It's been our experience that good behavior minimizes encounters with the man. Showing off, exhibition of speed, overly loud stereos, and so on just give an officer more reasons to scrutinize your truck.

To find definitive answers to your questions, you should study your state's vehicle codes. An internet search of topics such as Department of licensing or Vehicle Regulations should get you headed in the right direction. Most states have a master site or 800 numbers for additional information.

You could also contact the State Patrol. Most departments have a division that inspects vehicles from out of state or custombuilt vehicles before they can be licensed in that state.

In general, headlight heights, bumper heights, and whether or not tires are sufficiently covered are key vehicle code areas. The limits usually deal with the safety of other motorists. A bumper that lines up with the roof of another car doesn't provide much protection.

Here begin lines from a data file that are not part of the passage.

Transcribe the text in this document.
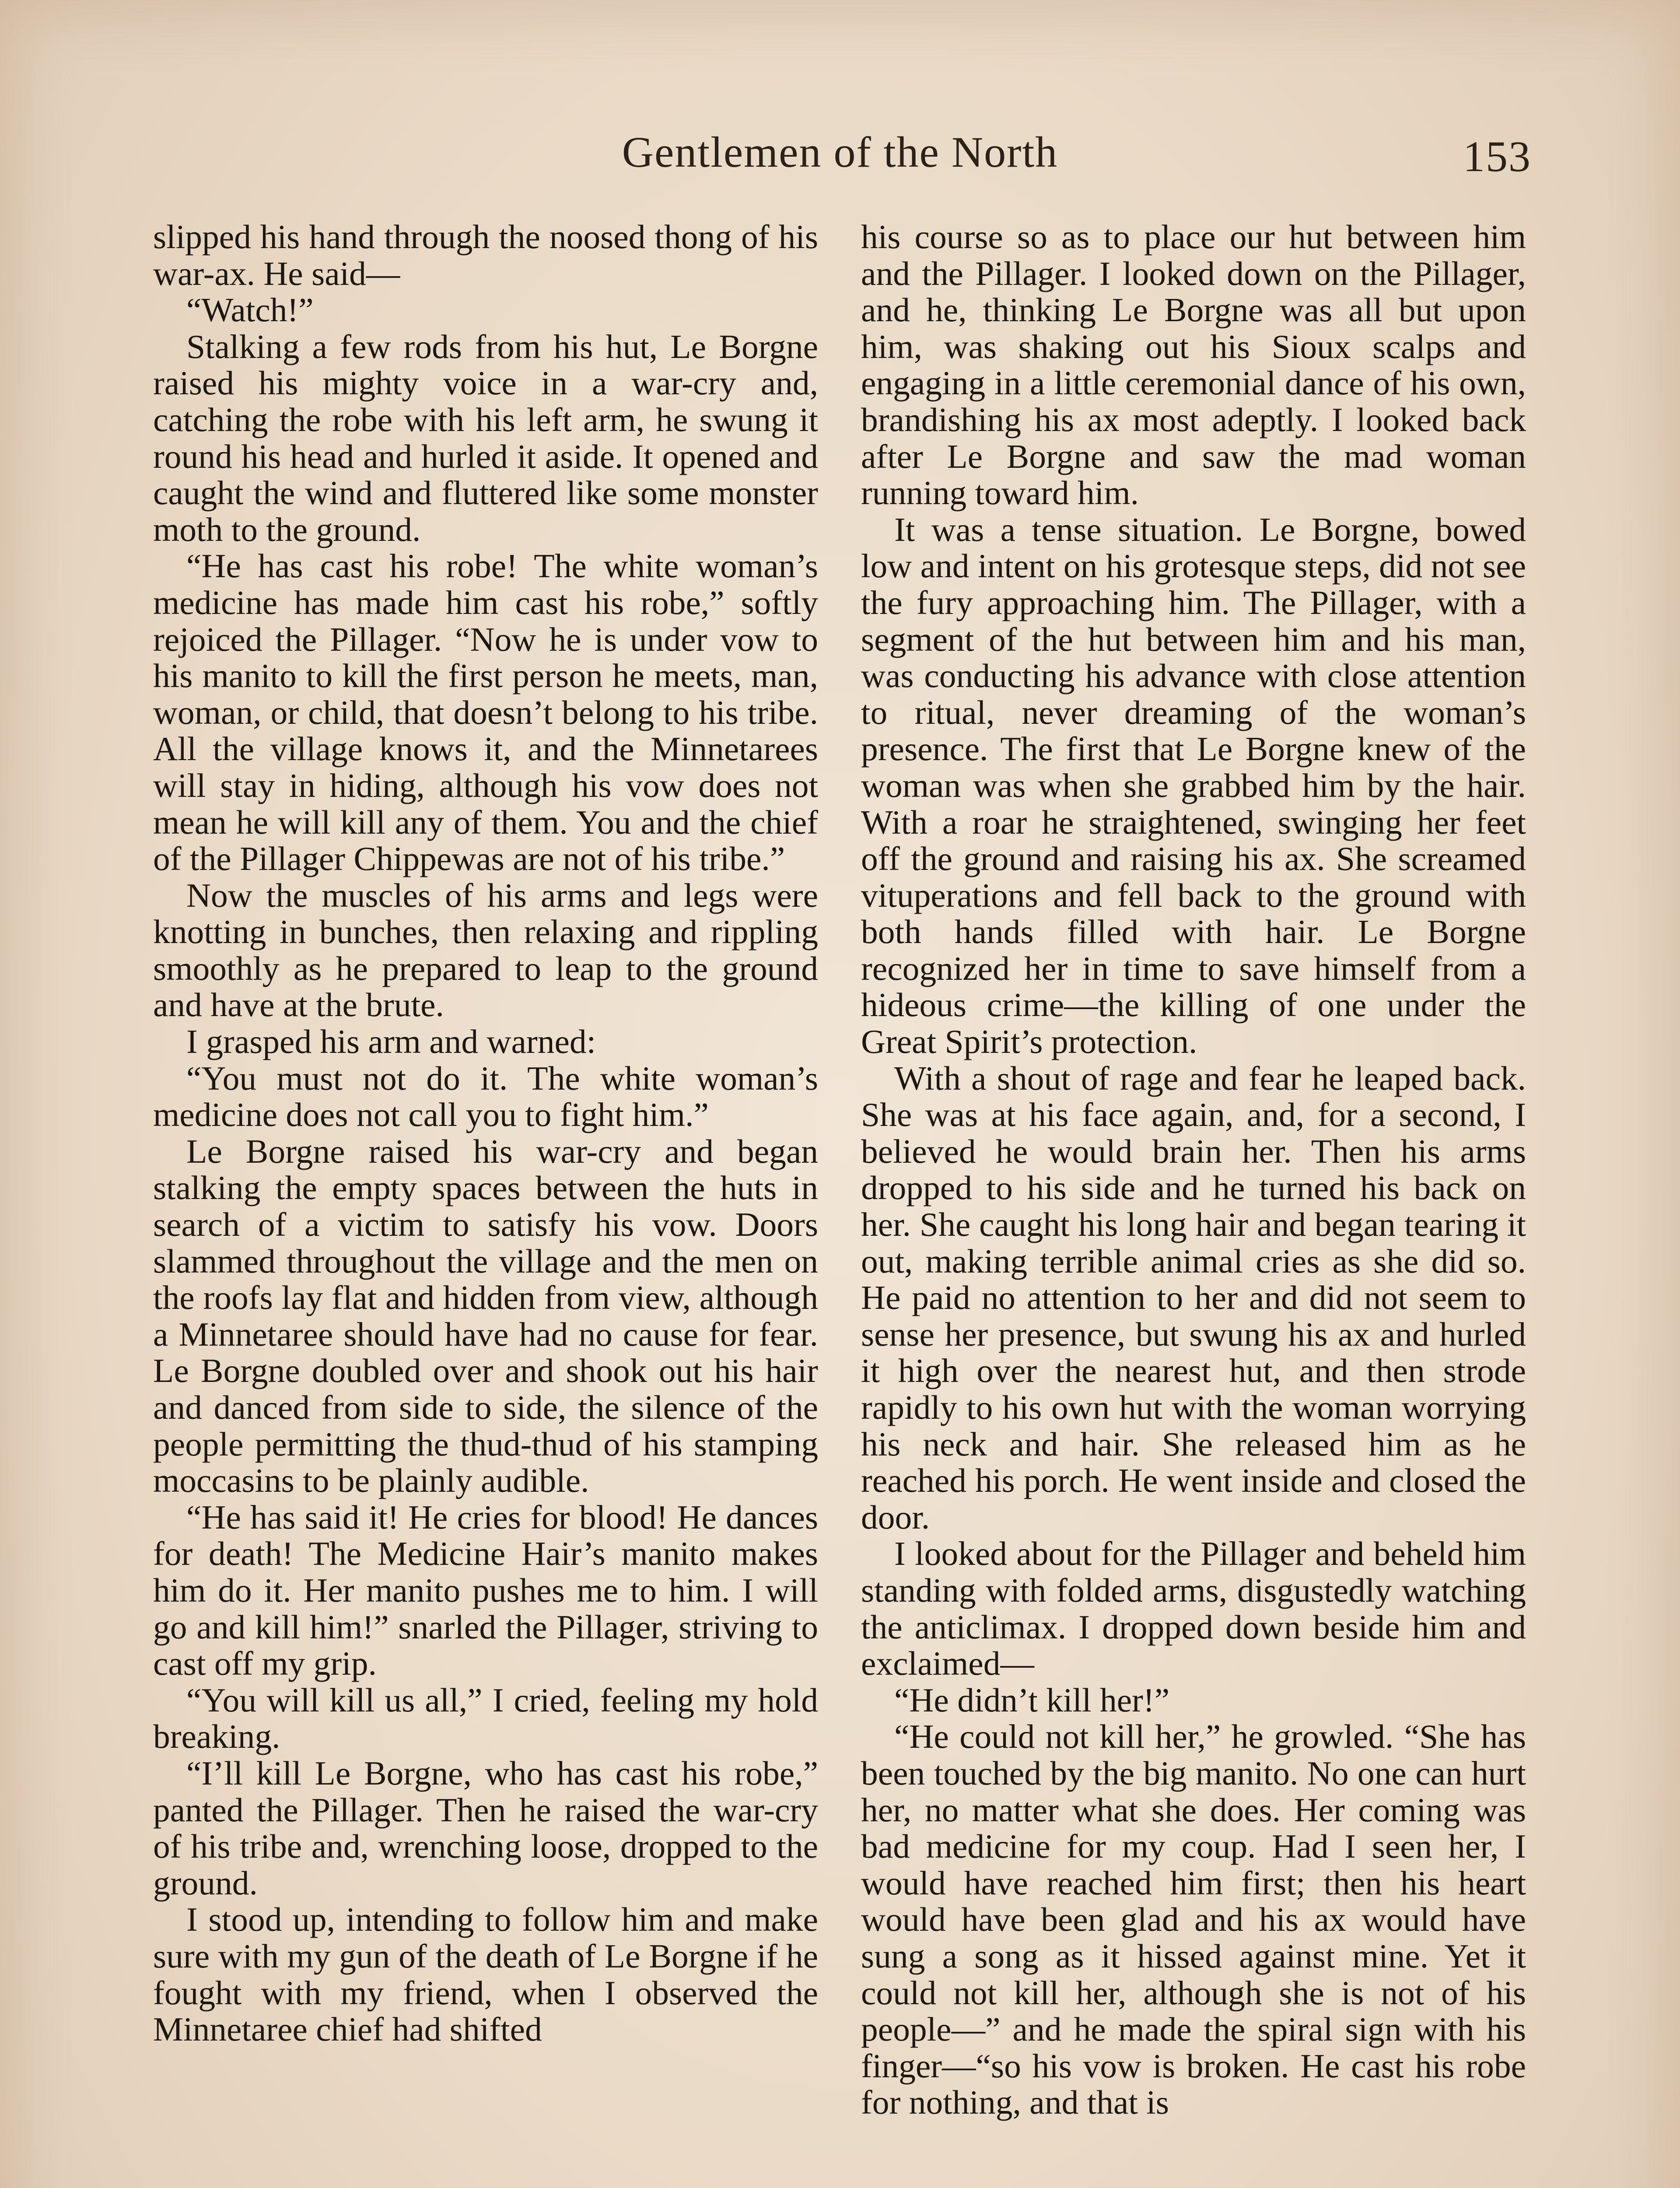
Gentlemen of the North	153

slipped his hand through the noosed thong of his war-ax. He said—

“Watch!”

Stalking a few rods from his hut, Le Borgne raised his mighty voice in a war-cry and, catching the robe with his left arm, he swung it round his head and hurled it aside. It opened and caught the wind and fluttered like some monster moth to the ground.

“He has cast his robe! The white woman’s medicine has made him cast his robe,” softly rejoiced the Pillager. “Now he is under vow to his manito to kill the first person he meets, man, woman, or child, that doesn’t belong to his tribe. All the village knows it, and the Minnetarees will stay in hiding, although his vow does not mean he will kill any of them. You and the chief of the Pillager Chippewas are not of his tribe.”

Now the muscles of his arms and legs were knotting in bunches, then relaxing and rippling smoothly as he prepared to leap to the ground and have at the brute.

I grasped his arm and warned:

“You must not do it. The white woman’s medicine does not call you to fight him.”

Le Borgne raised his war-cry and began stalking the empty spaces between the huts in search of a victim to satisfy his vow. Doors slammed throughout the village and the men on the roofs lay flat and hidden from view, although a Minnetaree should have had no cause for fear. Le Borgne doubled over and shook out his hair and danced from side to side, the silence of the people permitting the thud-thud of his stamping moccasins to be plainly audible.

“He has said it! He cries for blood! He dances for death! The Medicine Hair’s manito makes him do it. Her manito pushes me to him. I will go and kill him!” snarled the Pillager, striving to cast off my grip.

“You will kill us all,” I cried, feeling my hold breaking.

“I’ll kill Le Borgne, who has cast his robe,” panted the Pillager. Then he raised the war-cry of his tribe and, wrenching loose, dropped to the ground.

I stood up, intending to follow him and make sure with my gun of the death of Le Borgne if he fought with my friend, when I observed the Minnetaree chief had shifted

his course so as to place our hut between him and the Pillager. I looked down on the Pillager, and he, thinking Le Borgne was all but upon him, was shaking out his Sioux scalps and engaging in a little ceremonial dance of his own, brandishing his ax most adeptly. I looked back after Le Borgne and saw the mad woman running toward him.

It was a tense situation. Le Borgne, bowed low and intent on his grotesque steps, did not see the fury approaching him. The Pillager, with a segment of the hut between him and his man, was conducting his advance with close attention to ritual, never dreaming of the woman’s presence. The first that Le Borgne knew of the woman was when she grabbed him by the hair. With a roar he straightened, swinging her feet off the ground and raising his ax. She screamed vituperations and fell back to the ground with both hands filled with hair. Le Borgne recognized her in time to save himself from a hideous crime—the killing of one under the Great Spirit’s protection.

With a shout of rage and fear he leaped back. She was at his face again, and, for a second, I believed he would brain her. Then his arms dropped to his side and he turned his back on her. She caught his long hair and began tearing it out, making terrible animal cries as she did so. He paid no attention to her and did not seem to sense her presence, but swung his ax and hurled it high over the nearest hut, and then strode rapidly to his own hut with the woman worrying his neck and hair. She released him as he reached his porch. He went inside and closed the door.

I looked about for the Pillager and beheld him standing with folded arms, disgustedly watching the anticlimax. I dropped down beside him and exclaimed—

“He didn’t kill her!”

“He could not kill her,” he growled. “She has been touched by the big manito. No one can hurt her, no matter what she does. Her coming was bad medicine for my coup. Had I seen her, I would have reached him first; then his heart would have been glad and his ax would have sung a song as it hissed against mine. Yet it could not kill her, although she is not of his people—” and he made the spiral sign with his finger—“so his vow is broken. He cast his robe for nothing, and that is
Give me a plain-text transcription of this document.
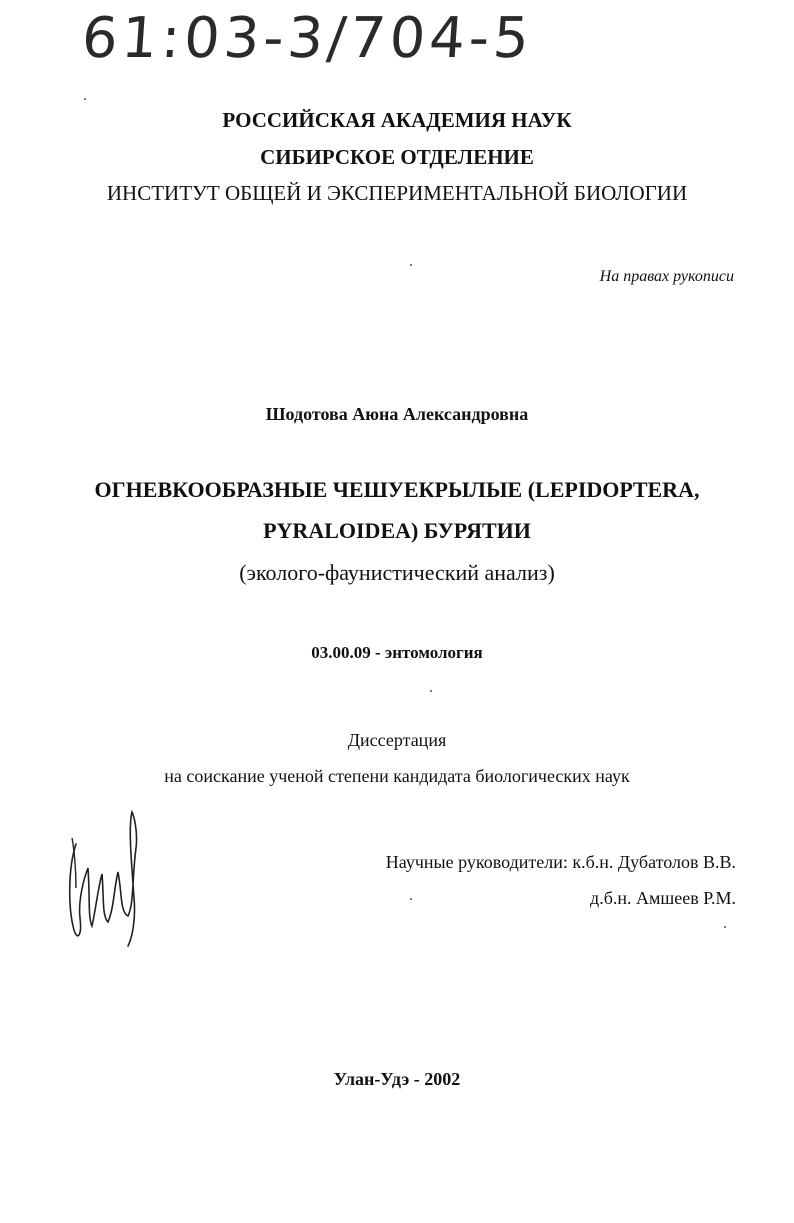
61:03-3/704-5
РОССИЙСКАЯ АКАДЕМИЯ НАУК
СИБИРСКОЕ ОТДЕЛЕНИЕ
ИНСТИТУТ ОБЩЕЙ И ЭКСПЕРИМЕНТАЛЬНОЙ БИОЛОГИИ
На правах рукописи
Шодотова Аюна Александровна
ОГНЕВКООБРАЗНЫЕ ЧЕШУЕКРЫЛЫЕ (LEPIDOPTERA,
PYRALOIDEA) БУРЯТИИ
(эколого-фаунистический анализ)
03.00.09 - энтомология
Диссертация
на соискание ученой степени кандидата биологических наук
Научные руководители: к.б.н. Дубатолов В.В.
д.б.н. Амшеев Р.М.
Улан-Удэ - 2002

Once you determine that your truck is legal- although teetering on the far edge of legal-it might not be a bad idea to copy the pertinent parts of the code and keep the info in your glovebox. if you are really cool, you'll check out the Jan. '06 issue of Sport Truck, in which we highlighted the anti-lift laws in all 50 states.

Not So Cool
The air conditioner in my '99 Dodge Durango has been getting less and less cold over the past year. How can I fix this? It's still better than plain old vent air but not like it was when I first got the truck.
Mike Elliott
via e-mail

This is a relatively common complaint with '98 and '99 Dodge Durangos. Most often the problem is with the air-conditioning evaporator. Replacing the evaporator should restore the A/C performance, but it would be a good idea to have a qualified air-conditioning shop check the whole system.